Lernen von gelebtem Wachstum
Die Lernreise wurde von Pastorin Katharina Davis, Afrikareferentin im Ökumenewerk der Nordkirche, und Pastor Dirk Fanslau, zuständig für Mission und Ökumene im Kirchenkreis Rantzau-Münsterdorf, organisiert. Gemeinsam reisten sie mit 18 Menschen aus unterschiedlichen Bereichen von Kirche: Sechs Teilnehmende aus Kenia – darunter Bischof Ole Kutuk Meliyio, eine Pröpstin und vier weitere Pastor:innen – sowie zehn aus unserem Kirchenkreis, darunter ein Propst, Jugendmitarbeitende, Theologiestudierende, Mitglieder der Synode, Kirchengemeinderäte, eine Diakonin, ein Kirchenmusiker und eine Medienreferentin.

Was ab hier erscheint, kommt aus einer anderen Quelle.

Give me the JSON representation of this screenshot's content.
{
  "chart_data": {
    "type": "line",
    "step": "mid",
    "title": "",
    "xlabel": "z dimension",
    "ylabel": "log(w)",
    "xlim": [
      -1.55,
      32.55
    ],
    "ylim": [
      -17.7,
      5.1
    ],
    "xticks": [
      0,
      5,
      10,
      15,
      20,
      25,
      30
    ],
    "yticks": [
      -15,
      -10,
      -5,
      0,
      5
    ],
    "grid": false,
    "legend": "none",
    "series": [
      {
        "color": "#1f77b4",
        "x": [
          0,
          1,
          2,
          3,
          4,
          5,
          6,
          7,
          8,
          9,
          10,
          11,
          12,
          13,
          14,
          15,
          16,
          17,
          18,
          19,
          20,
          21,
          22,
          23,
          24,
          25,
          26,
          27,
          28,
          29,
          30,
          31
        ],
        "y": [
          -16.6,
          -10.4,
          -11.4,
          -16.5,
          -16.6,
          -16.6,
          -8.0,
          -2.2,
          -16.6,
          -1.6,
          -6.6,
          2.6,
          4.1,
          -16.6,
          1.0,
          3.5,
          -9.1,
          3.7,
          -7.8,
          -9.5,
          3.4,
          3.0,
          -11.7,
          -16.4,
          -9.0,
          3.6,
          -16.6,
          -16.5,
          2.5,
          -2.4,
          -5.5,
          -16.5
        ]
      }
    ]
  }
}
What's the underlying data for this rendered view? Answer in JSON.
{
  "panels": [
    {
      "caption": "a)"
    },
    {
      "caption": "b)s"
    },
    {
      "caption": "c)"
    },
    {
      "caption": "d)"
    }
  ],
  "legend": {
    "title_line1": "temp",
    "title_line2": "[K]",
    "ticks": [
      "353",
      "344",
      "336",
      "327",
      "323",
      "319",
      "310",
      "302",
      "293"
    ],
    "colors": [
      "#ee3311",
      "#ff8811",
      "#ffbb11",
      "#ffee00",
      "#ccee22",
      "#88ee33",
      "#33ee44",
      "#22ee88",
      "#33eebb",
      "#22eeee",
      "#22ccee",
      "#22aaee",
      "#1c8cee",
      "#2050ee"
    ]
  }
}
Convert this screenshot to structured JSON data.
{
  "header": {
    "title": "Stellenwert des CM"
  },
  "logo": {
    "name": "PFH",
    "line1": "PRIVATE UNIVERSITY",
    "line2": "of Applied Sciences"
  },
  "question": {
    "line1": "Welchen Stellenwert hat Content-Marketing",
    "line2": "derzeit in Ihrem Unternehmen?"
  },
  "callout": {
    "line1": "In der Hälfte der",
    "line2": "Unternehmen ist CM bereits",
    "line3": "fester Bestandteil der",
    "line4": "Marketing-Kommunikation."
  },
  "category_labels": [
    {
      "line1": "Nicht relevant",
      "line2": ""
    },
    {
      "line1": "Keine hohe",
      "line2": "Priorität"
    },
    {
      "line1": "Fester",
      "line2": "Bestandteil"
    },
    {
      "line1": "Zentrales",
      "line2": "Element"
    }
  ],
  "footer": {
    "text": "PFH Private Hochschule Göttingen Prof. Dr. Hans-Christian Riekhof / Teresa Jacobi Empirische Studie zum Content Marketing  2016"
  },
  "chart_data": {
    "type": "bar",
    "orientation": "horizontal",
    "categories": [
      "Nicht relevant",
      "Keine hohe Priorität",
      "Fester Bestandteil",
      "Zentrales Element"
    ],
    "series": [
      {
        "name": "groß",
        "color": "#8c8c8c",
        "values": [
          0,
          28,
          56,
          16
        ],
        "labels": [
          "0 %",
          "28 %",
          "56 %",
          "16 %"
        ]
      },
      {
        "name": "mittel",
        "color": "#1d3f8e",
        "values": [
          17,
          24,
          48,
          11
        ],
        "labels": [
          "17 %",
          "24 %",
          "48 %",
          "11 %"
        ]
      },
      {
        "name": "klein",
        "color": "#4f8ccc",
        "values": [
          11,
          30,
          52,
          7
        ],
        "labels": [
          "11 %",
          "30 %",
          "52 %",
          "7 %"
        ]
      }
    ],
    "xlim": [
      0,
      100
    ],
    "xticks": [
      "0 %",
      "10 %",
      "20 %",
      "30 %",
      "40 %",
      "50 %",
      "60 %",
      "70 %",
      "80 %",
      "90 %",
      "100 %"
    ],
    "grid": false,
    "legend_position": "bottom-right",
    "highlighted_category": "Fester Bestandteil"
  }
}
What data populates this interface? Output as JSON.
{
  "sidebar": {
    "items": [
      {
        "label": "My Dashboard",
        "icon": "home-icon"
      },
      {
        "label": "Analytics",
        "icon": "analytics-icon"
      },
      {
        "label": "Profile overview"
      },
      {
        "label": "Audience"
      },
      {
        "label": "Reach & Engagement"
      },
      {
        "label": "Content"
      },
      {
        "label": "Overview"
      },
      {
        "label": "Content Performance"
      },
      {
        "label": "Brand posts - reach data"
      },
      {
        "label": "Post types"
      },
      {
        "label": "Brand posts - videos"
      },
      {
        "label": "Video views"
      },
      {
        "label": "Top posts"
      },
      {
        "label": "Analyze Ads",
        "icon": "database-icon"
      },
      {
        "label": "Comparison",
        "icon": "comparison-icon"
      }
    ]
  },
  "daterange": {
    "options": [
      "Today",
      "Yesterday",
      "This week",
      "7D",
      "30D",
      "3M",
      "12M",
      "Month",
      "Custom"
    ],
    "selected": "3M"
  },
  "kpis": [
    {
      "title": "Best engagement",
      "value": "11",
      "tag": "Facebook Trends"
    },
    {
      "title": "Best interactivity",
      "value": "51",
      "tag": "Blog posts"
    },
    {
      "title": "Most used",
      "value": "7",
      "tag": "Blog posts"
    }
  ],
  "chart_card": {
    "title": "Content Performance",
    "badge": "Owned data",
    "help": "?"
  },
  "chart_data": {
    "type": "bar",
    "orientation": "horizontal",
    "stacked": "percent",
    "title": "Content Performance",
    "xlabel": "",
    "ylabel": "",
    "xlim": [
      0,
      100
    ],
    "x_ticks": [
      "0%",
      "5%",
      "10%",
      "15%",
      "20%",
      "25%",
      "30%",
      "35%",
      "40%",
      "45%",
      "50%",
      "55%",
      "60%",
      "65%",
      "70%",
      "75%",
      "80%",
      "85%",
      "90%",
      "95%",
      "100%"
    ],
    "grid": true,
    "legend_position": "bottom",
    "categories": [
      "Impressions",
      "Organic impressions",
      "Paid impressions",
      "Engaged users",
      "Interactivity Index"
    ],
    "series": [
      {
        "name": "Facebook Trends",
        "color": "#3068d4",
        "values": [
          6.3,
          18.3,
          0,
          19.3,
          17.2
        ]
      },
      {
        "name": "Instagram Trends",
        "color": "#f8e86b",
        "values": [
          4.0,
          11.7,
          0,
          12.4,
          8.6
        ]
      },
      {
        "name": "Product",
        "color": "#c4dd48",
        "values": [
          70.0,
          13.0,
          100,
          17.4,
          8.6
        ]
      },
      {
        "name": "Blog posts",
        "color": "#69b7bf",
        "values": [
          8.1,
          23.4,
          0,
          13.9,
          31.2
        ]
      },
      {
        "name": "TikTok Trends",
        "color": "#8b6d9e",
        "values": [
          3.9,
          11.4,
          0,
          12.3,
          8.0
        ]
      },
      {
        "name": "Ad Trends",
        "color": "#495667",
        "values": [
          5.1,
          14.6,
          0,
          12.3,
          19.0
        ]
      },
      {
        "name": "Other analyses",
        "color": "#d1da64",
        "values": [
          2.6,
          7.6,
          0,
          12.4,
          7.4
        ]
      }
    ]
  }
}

Auf ihrer Reise begegneten sie überall lebendiger Gemeinschaft und wachsender Kirche – in Gemeinden auf dem Land ebenso wie in urbanen Zentren.
Wie wächst Kirche – und warum?
Die Reise war geprägt von der Frage, wie Kirche unter ganz unterschiedlichen Bedingungen wächst. In Kenia stellen evangelisch-lutherische Christ:innen nur etwa ein Prozent der Bevölkerung. Die Evangelisch-Lutherische Kirche in Kenia (KELC) entstand in den frühen 1990er-Jahren. In Tansania hingegen ist die lutherische Kirche fest in der Gesellschaft verankert: Etwa 13 Prozent der Bevölkerung gehören ihr an. Die Evangelical Lutheran Church in Tanzania (ELCT) wurde in den frühen 1960er-Jahren gegründet und ist heute die zweitgrößte lutherische Kirche weltweit.
Trotz dieser Unterschiede eint beide Kirchen ein bemerkenswerter Aufbruch. Die ELCT verfolgt sogar das ambitionierte Ziel, innerhalb von 5 Jahren bis 2026 eine Million neue Mitglieder zu gewinnen. Auch in Kenia wächst die lutherische Kirche – während in Deutschland und Europa vielerorts über Rückgang gesprochen wird.
15 Tage voller Begegnung
Die Reise begann in Nairobi, der Hauptstadt Kenias. Von dort ging es weiter nach Kajiado ins Land der Massai. In Tansania führte der Weg über Arusha und Moshi am Fuße des Kilimandscharo bis nach Daressalaam, dem Bischofssitz der ELCT und einer pulsierenden Millionenstadt am Indischen Ozean.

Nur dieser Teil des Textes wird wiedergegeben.